Further evidence supporting the effectiveness of DOACs, argatroban, and bivalirudin in reducing arterial thromboembolism risk
Managing patients with suspected heparin-induced thrombocytopenia (HIT) poses significant clinical challenges. Limited evidence exists on how management decisions impact clinical outcomes, leading to treatment recommendations based on low-certainty evidence. This study aimed to evaluate the treatment strategies and clinical outcomes of patients with suspected heparin-induced thrombocytopenia (HIT) in a contemporary multicenter cohort. We conducted a prospective, multicenter cohort study including consecutive patients with suspected HIT from 11 centers. Patients were stratified into three groups: (a) HIT confirmed, (b) HIT-negative but heparin/PF4 antibody-positive, and (c) HIT-negative without antibodies. Clinical and laboratory data were systematically collected. HIT was diagnosed using the washed-platelet heparin-induced platelet activation (HIPA) test as the reference standard.

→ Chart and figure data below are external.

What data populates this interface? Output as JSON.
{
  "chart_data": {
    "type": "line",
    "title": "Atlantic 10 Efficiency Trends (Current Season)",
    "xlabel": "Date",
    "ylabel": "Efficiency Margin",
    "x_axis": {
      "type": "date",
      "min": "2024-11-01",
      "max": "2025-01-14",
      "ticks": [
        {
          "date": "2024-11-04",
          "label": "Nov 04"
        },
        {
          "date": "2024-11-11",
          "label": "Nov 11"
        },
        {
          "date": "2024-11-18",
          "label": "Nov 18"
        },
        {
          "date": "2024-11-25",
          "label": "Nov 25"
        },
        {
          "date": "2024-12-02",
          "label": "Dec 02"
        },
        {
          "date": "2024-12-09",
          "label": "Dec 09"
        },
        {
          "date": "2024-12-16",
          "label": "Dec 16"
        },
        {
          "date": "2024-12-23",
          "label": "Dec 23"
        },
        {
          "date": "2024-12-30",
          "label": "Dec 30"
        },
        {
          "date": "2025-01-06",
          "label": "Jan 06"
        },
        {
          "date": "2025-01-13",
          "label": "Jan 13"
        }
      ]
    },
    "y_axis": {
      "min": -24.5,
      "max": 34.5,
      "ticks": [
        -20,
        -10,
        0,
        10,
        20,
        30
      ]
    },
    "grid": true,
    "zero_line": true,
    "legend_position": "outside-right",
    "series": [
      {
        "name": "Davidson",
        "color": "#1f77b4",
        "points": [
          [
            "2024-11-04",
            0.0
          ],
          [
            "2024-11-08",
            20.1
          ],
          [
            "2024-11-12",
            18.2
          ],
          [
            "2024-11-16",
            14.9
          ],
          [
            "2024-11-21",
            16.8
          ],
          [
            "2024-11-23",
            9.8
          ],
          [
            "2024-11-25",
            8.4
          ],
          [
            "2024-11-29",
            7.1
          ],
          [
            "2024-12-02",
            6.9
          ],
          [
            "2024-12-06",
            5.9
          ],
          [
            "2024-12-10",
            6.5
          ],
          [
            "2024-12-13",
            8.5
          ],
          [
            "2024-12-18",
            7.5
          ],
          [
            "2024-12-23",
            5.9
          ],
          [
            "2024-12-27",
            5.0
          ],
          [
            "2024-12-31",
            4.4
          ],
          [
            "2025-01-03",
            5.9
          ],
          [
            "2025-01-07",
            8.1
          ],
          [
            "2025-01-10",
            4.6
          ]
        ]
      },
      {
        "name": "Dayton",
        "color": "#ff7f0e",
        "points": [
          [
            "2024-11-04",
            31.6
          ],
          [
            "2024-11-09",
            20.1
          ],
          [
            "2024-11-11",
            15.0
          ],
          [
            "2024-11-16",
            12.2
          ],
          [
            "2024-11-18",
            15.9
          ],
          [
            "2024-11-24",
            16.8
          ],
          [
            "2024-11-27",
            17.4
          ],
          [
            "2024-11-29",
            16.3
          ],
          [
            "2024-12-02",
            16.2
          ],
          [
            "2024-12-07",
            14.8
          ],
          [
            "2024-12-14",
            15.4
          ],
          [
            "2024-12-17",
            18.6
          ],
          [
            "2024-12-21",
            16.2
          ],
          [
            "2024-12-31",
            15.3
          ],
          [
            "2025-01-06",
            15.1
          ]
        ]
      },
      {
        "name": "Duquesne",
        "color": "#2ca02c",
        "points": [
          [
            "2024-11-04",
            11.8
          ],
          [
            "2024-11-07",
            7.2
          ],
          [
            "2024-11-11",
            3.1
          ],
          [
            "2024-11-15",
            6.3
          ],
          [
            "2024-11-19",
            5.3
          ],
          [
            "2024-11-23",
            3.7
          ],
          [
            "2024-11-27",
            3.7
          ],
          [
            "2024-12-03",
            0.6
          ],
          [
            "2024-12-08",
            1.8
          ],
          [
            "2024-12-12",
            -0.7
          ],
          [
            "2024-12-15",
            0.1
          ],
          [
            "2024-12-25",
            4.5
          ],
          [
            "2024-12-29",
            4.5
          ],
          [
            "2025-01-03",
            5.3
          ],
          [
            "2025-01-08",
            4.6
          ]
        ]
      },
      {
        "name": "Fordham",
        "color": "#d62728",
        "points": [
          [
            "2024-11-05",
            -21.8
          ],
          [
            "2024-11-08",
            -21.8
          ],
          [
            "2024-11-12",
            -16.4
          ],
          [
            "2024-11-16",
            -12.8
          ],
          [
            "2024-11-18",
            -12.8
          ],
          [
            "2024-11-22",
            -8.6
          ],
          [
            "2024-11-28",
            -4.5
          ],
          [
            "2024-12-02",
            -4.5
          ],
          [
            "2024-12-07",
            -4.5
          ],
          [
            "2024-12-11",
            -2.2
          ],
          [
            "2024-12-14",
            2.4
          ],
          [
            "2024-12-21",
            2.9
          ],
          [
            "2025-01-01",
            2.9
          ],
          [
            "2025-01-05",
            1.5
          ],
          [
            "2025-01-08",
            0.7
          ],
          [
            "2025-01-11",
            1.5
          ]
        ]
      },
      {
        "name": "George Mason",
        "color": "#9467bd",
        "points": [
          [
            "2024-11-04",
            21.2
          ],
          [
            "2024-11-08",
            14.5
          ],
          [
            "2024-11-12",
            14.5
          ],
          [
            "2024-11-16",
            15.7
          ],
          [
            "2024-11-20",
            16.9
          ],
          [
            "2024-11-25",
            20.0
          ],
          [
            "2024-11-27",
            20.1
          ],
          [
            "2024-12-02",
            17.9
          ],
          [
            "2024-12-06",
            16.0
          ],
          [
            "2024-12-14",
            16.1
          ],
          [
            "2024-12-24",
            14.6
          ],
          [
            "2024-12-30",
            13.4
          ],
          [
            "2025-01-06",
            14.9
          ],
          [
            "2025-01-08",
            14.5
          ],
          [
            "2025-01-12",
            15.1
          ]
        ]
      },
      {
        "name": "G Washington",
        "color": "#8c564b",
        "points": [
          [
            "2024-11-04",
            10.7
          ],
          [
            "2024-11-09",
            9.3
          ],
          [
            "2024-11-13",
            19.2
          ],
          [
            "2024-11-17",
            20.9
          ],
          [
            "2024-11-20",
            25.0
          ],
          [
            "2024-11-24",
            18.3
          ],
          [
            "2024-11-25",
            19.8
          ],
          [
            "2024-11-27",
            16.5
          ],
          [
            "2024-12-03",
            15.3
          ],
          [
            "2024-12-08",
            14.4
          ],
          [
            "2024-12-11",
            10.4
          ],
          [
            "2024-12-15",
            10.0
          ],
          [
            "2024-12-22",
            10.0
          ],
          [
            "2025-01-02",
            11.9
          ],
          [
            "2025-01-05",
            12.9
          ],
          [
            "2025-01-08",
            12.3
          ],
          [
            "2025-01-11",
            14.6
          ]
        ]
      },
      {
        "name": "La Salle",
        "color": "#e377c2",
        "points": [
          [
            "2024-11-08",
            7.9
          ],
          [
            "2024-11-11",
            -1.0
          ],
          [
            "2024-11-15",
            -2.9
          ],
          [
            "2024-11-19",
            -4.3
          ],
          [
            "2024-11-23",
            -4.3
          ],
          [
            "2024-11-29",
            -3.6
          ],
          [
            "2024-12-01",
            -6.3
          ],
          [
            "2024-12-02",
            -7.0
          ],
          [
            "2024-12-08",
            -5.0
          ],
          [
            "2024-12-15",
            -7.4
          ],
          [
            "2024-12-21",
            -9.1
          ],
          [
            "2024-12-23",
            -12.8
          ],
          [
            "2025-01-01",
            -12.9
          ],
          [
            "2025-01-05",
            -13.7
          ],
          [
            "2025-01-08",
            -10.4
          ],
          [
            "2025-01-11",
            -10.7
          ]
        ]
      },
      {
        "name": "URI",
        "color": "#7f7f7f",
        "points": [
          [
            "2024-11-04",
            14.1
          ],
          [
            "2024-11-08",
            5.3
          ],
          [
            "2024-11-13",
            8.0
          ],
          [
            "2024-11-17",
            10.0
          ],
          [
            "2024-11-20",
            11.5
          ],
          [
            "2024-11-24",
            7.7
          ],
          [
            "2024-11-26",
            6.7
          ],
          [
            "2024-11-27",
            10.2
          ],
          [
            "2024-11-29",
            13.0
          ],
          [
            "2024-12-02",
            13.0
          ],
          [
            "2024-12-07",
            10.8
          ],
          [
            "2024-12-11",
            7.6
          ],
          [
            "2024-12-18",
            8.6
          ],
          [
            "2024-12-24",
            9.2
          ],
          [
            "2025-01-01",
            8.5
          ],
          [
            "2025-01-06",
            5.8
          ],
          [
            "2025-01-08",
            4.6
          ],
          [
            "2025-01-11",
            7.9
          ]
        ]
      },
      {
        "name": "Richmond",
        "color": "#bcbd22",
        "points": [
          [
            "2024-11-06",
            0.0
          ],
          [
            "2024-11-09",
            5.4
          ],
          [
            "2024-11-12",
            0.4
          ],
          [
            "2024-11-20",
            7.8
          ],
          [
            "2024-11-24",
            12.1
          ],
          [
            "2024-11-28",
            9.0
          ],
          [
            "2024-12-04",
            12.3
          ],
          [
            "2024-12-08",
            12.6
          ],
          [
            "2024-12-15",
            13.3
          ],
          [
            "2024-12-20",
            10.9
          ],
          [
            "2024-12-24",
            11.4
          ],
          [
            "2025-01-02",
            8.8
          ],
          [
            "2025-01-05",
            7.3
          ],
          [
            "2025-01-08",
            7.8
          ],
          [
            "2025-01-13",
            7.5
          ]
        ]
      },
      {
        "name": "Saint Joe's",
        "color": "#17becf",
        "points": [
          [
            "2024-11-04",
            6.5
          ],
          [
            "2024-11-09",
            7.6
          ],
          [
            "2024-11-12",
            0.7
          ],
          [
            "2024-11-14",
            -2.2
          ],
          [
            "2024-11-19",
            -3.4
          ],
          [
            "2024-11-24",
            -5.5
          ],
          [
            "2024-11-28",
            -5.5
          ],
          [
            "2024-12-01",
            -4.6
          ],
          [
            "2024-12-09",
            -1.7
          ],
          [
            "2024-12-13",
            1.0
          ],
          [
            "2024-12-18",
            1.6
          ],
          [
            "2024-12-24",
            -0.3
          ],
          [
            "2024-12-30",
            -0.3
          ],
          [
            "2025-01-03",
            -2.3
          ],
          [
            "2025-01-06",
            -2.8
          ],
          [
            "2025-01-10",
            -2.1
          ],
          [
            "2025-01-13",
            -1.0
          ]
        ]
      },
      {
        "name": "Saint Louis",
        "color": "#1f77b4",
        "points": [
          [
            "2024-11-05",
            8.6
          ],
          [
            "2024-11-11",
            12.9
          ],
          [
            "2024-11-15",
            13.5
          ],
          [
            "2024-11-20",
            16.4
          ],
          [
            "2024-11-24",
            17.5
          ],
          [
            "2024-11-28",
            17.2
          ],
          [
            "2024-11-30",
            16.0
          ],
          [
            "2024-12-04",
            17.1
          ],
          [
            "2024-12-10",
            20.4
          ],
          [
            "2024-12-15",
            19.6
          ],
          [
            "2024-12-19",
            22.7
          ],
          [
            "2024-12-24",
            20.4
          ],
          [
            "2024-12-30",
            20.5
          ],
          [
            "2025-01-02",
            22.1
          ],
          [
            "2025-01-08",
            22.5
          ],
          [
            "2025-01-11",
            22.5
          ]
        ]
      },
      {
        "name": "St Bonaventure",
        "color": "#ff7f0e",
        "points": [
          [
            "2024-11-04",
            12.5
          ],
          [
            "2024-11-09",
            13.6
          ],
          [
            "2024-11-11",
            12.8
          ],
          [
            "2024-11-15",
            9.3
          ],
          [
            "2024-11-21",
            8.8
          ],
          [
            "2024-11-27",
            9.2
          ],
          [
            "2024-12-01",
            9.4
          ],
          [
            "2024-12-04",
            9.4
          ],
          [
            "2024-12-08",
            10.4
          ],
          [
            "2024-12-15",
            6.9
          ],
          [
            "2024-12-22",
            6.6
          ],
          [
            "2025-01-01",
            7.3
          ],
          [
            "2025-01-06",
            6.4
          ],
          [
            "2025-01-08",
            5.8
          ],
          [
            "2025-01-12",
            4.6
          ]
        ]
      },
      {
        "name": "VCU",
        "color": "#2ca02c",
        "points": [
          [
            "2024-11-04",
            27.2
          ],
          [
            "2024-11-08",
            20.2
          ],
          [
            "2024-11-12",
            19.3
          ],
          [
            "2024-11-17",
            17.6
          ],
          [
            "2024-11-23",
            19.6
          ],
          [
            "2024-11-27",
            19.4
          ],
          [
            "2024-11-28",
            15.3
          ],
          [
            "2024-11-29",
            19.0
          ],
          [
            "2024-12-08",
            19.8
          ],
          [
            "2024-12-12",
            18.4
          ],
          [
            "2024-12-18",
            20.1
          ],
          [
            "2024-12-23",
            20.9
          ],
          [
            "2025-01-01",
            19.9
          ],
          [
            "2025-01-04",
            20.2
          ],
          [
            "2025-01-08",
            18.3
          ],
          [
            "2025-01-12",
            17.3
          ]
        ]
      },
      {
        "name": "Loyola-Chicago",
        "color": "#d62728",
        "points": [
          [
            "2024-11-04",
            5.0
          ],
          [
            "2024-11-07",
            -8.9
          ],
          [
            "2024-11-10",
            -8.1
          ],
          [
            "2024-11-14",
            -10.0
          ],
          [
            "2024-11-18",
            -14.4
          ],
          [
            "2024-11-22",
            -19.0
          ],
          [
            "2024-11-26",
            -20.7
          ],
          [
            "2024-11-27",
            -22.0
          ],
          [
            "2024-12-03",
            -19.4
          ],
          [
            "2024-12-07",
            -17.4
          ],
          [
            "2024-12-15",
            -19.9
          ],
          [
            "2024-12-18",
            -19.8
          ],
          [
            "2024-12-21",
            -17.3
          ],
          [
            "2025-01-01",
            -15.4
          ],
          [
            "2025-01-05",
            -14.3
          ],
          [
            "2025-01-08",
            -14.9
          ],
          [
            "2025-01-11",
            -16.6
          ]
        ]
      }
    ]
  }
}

Among 1,393 patients (46% female, median age 67), HIT was confirmed in 119 (8.5%). Most patients were in intensive care (37%) or had undergone cardiac surgery (32%). Argatroban was the predominant treatment (70%), and platelet recovery occurred in 77% of HIT patients. Among patients with HIT, subsequent venous thromboembolism occurred in 23%, arterial thromboembolism in 9%, major bleeding in 12.6%, and mortality in 18%, with no significant differences between anticoagulants. Treatment with argatroban, bivalirudin, or direct oral anticoagulants (DOACs) significantly reduced arterial thromboembolism risk. Outcomes did not differ between HIT-negative patients with or without heparin/PF4 antibodies. HIT, as well as the mere suspicion of HIT, remains a serious condition with a high risk of adverse outcomes, including death. Our findings provide further evidence supporting the effectiveness of DOACs, argatroban, and bivalirudin in reducing arterial thromboembolism risk.